Teal appears to be found in all Indo-European and Middle Eastern regions; it is even more wide-spread than orange, which never made it to India.
Therefore I suspect that a band of blue and a band of red people merged to form the original Uralic people from which the Finno-Ugrics later split off. (The lack of red in Hungary could be due to the branch which eventually became the Magyars having split off before the red-blue merger, but they lack the extra blue found in Finns, so this seems unlikely. Plus, their language would be quite different from the other Finno-Ugric languages if they had, perhaps similar to the relationship between Anatolian and the other Indo European languages.) More likely, as the original Red/Blue people spread out across Siberia, mostly toward Europe, they were spread thinner and thinner, or mixed with and taught their languages to more and more new until they were only a small percent of the total population, leaving behind only a smidgen of their DNA in Finnland, Estonia, and Hungary.
Here is a map of the distribution of Haplogroup N, which appears to have emerged about 20,000 years ago:

According to Wikipedia, Subtype N-P43 is estimated at 4,000 to 6,000 years old, frequently among the Samoyedic peoples, with a sub-clade common in Finno-Ugric and other Uralic speakers in Europe. Additionally,
“The subclade N-M178 … has higher average frequency in Northern Europe than in Siberia, reaching frequencies of approximately 60% among Finns and approximately 40% among Latvians, Lithuanians & 35% among Estonians (Derenko 2007 and Lappalainen 2008).
“Miroslava Derenko and her colleagues noted that there are two subclusters within this haplogroup, both present in Siberia and Northern Europe, with different histories. The one that they labelled N3a1 first expanded in south Siberia (approximately 10,000 years ago on their calculated by the Zhivotovsky method) and spread into Northern Europe where its age they calculated as around 8,000 years ago.”
Here’s a beautiful map showing the spread of Y Chromosome Haplogroups all over the world:

Since Haplogroup N is found on the Y chromosome, this probably implies armed invasion that resulted in many of the local men dying and the invaders marrying (or raping) the remaining women.
Note that this scenario does not depend on whether the Indo-Europeans or Finno-Ugrics arrived first; it merely describes their relative ratios in the population. We know they arrived after the Indo Europeans in Hungary, for example, but the Sami are considered the indigenous people of Finno-Scandia. Genetically, the Sami have some teal and orange, which the Red-Blue people basically lacked, so they have at least some Indo-European; just eyeballing the graph, it looks like the Sami are a little more than half Indo-European and a little less than half Red-Blue people.

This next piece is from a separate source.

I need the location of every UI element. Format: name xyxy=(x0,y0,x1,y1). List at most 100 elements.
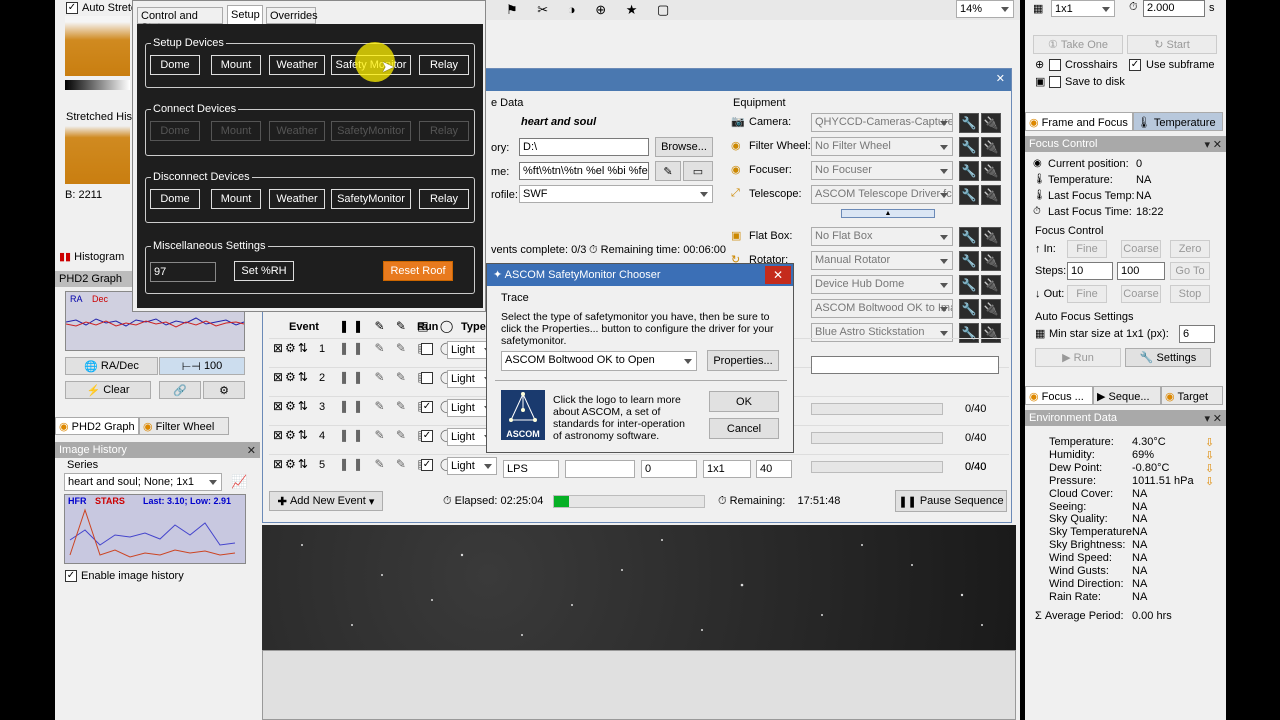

Overall: the Finno-Ugrics living in Europe proper are genetically closest to other Europeans; their Siberian component is quite small. The Sami are the one exception, with a larger chunk of Siberian DNA, but they are still mostly European.
The Finno-Ugrics who live within the heart of Russian Siberia, however, appear to have quite a bit more Siberian DNA, some European, but not Indo-European DNA.